Though globally oriented tech companies are a rarity in Saskatchewan, Boesch has no regrets about sticking close to home.

“There’s an overwhelming sense that we want to build big businesses that aren’t in New York or San Francisco, and that we can do it here. Specifically on the prairies, there’s a tough, gritty attitude around getting things done and building a big business.”

What’s more, he says, “We’ve got great tax supports and credits here in Canada that we’re able to take advantage of to compete on a global scale. Governments are all working hard to make it a great place to work and live.”

Chris de Jong, 7shifts’ marketing director, adds that “Being Canadian forces you to pay much more attention to where you’re selling. You’re not just selling to folks down the street. You have to really understand their local situation.”

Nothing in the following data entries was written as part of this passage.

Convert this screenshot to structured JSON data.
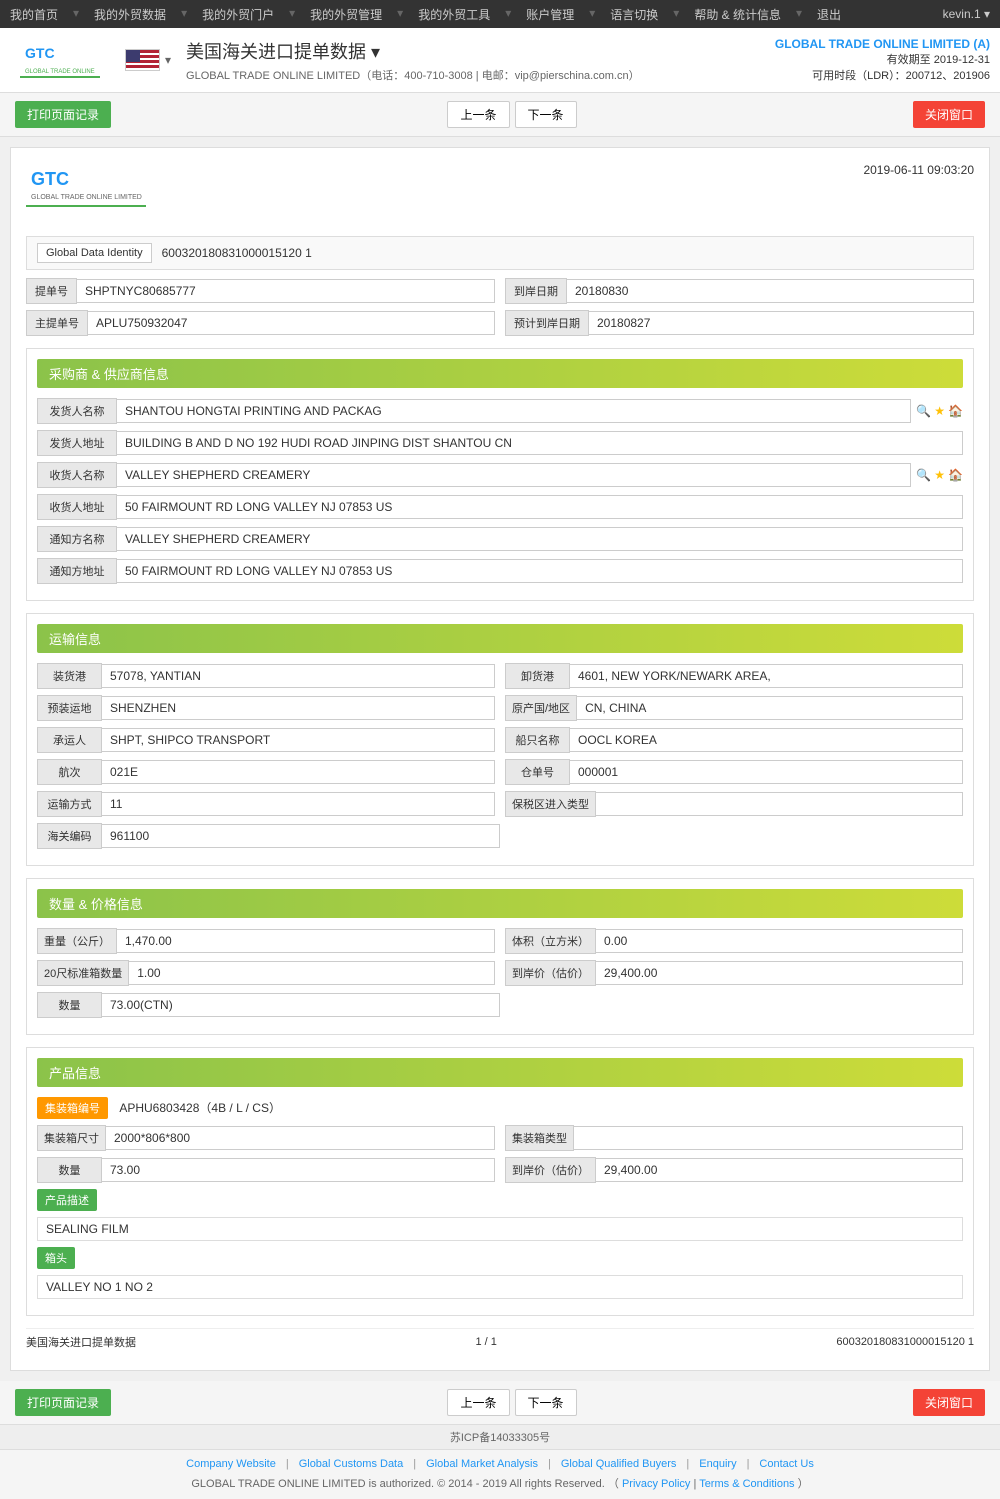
{
  "topnav": {
    "items": [
      {
        "label": "我的首页",
        "id": "home"
      },
      {
        "label": "我的外贸数据",
        "id": "trade-data"
      },
      {
        "label": "我的外贸门户",
        "id": "portal"
      },
      {
        "label": "我的外贸管理",
        "id": "management"
      },
      {
        "label": "我的外贸工具",
        "id": "tools"
      },
      {
        "label": "账户管理",
        "id": "account"
      },
      {
        "label": "语言切换",
        "id": "language"
      },
      {
        "label": "帮助 & 统计信息",
        "id": "help"
      },
      {
        "label": "退出",
        "id": "logout"
      }
    ],
    "user": "kevin.1 ▾"
  },
  "header": {
    "title": "美国海关进口提单数据 ▾",
    "subtitle": "GLOBAL TRADE ONLINE LIMITED（电话：400-710-3008 | 电邮：vip@pierschina.com.cn）",
    "company": "GLOBAL TRADE ONLINE LIMITED (A)",
    "validity": "有效期至 2019-12-31",
    "ldr": "可用时段（LDR）：200712、201906"
  },
  "toolbar": {
    "print": "打印页面记录",
    "prev": "上一条",
    "next": "下一条",
    "close": "关闭窗口"
  },
  "doc": {
    "timestamp": "2019-06-11 09:03:20",
    "gdi_label": "Global Data Identity",
    "gdi_value": "600320180831000015120 1",
    "bill_label": "提单号",
    "bill_value": "SHPTNYC80685777",
    "arrival_label": "到岸日期",
    "arrival_value": "20180830",
    "master_bill_label": "主提单号",
    "master_bill_value": "APLU750932047",
    "est_arrival_label": "预计到岸日期",
    "est_arrival_value": "20180827"
  },
  "buyer_supplier": {
    "section_title": "采购商 & 供应商信息",
    "shipper_name_label": "发货人名称",
    "shipper_name_value": "SHANTOU HONGTAI PRINTING AND PACKAG",
    "shipper_addr_label": "发货人地址",
    "shipper_addr_value": "BUILDING B AND D NO 192 HUDI ROAD JINPING DIST SHANTOU CN",
    "consignee_name_label": "收货人名称",
    "consignee_name_value": "VALLEY SHEPHERD CREAMERY",
    "consignee_addr_label": "收货人地址",
    "consignee_addr_value": "50 FAIRMOUNT RD LONG VALLEY NJ 07853 US",
    "notify_name_label": "通知方名称",
    "notify_name_value": "VALLEY SHEPHERD CREAMERY",
    "notify_addr_label": "通知方地址",
    "notify_addr_value": "50 FAIRMOUNT RD LONG VALLEY NJ 07853 US"
  },
  "transport": {
    "section_title": "运输信息",
    "loading_port_label": "装货港",
    "loading_port_value": "57078, YANTIAN",
    "unloading_port_label": "卸货港",
    "unloading_port_value": "4601, NEW YORK/NEWARK AREA,",
    "pre_dest_label": "预装运地",
    "pre_dest_value": "SHENZHEN",
    "origin_label": "原产国/地区",
    "origin_value": "CN, CHINA",
    "carrier_label": "承运人",
    "carrier_value": "SHPT, SHIPCO TRANSPORT",
    "vessel_label": "船只名称",
    "vessel_value": "OOCL KOREA",
    "voyage_label": "航次",
    "voyage_value": "021E",
    "warehouse_label": "仓单号",
    "warehouse_value": "000001",
    "transport_mode_label": "运输方式",
    "transport_mode_value": "11",
    "bonded_label": "保税区进入类型",
    "bonded_value": "",
    "customs_code_label": "海关编码",
    "customs_code_value": "961100"
  },
  "quantity_price": {
    "section_title": "数量 & 价格信息",
    "weight_label": "重量（公斤）",
    "weight_value": "1,470.00",
    "volume_label": "体积（立方米）",
    "volume_value": "0.00",
    "container20_label": "20尺标准箱数量",
    "container20_value": "1.00",
    "shore_price_label": "到岸价（估价）",
    "shore_price_value": "29,400.00",
    "quantity_label": "数量",
    "quantity_value": "73.00(CTN)"
  },
  "product": {
    "section_title": "产品信息",
    "container_no_label": "集装箱编号",
    "container_no_value": "APHU6803428（4B / L / CS）",
    "container_size_label": "集装箱尺寸",
    "container_size_value": "2000*806*800",
    "container_type_label": "集装箱类型",
    "container_type_value": "",
    "quantity_label": "数量",
    "quantity_value": "73.00",
    "shore_price_label": "到岸价（估价）",
    "shore_price_value": "29,400.00",
    "desc_label": "产品描述",
    "desc_value": "SEALING FILM",
    "mark_label": "箱头",
    "mark_value": "VALLEY NO 1 NO 2"
  },
  "page_footer": {
    "doc_title": "美国海关进口提单数据",
    "page_info": "1 / 1",
    "gdi": "600320180831000015120 1"
  },
  "footer": {
    "links": [
      {
        "label": "Company Website"
      },
      {
        "label": "Global Customs Data"
      },
      {
        "label": "Global Market Analysis"
      },
      {
        "label": "Global Qualified Buyers"
      },
      {
        "label": "Enquiry"
      },
      {
        "label": "Contact Us"
      }
    ],
    "copyright": "GLOBAL TRADE ONLINE LIMITED is authorized. © 2014 - 2019 All rights Reserved.",
    "privacy": "Privacy Policy",
    "terms": "Terms & Conditions",
    "icp": "苏ICP备14033305号"
  }
}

The 7shifts platform is already available in French and English, and the company is now translating it into Spanish, mainly with an eye on the Hispanic market in the United States

Tushita Patel (left) and Evan Taylor (right), members of the 7shifts development team, solve a complex programming problem.

As 7shifts broadens its horizons, one concern is that protectionism could crimp growth. De Jong cites recent moves in the U.S. to reverse “net neutrality, the principle that Internet service providers should treat all communications equally, no matter where they originate.”

As De Jong sees it, “It’s very important that our federal government advocates strongly for the interests of Canadian companies doing business in the United States, because these kinds of rules and regulations could have a serious impact on how we operate. We need trade agreements that are open and that advocate for Canadian companies.”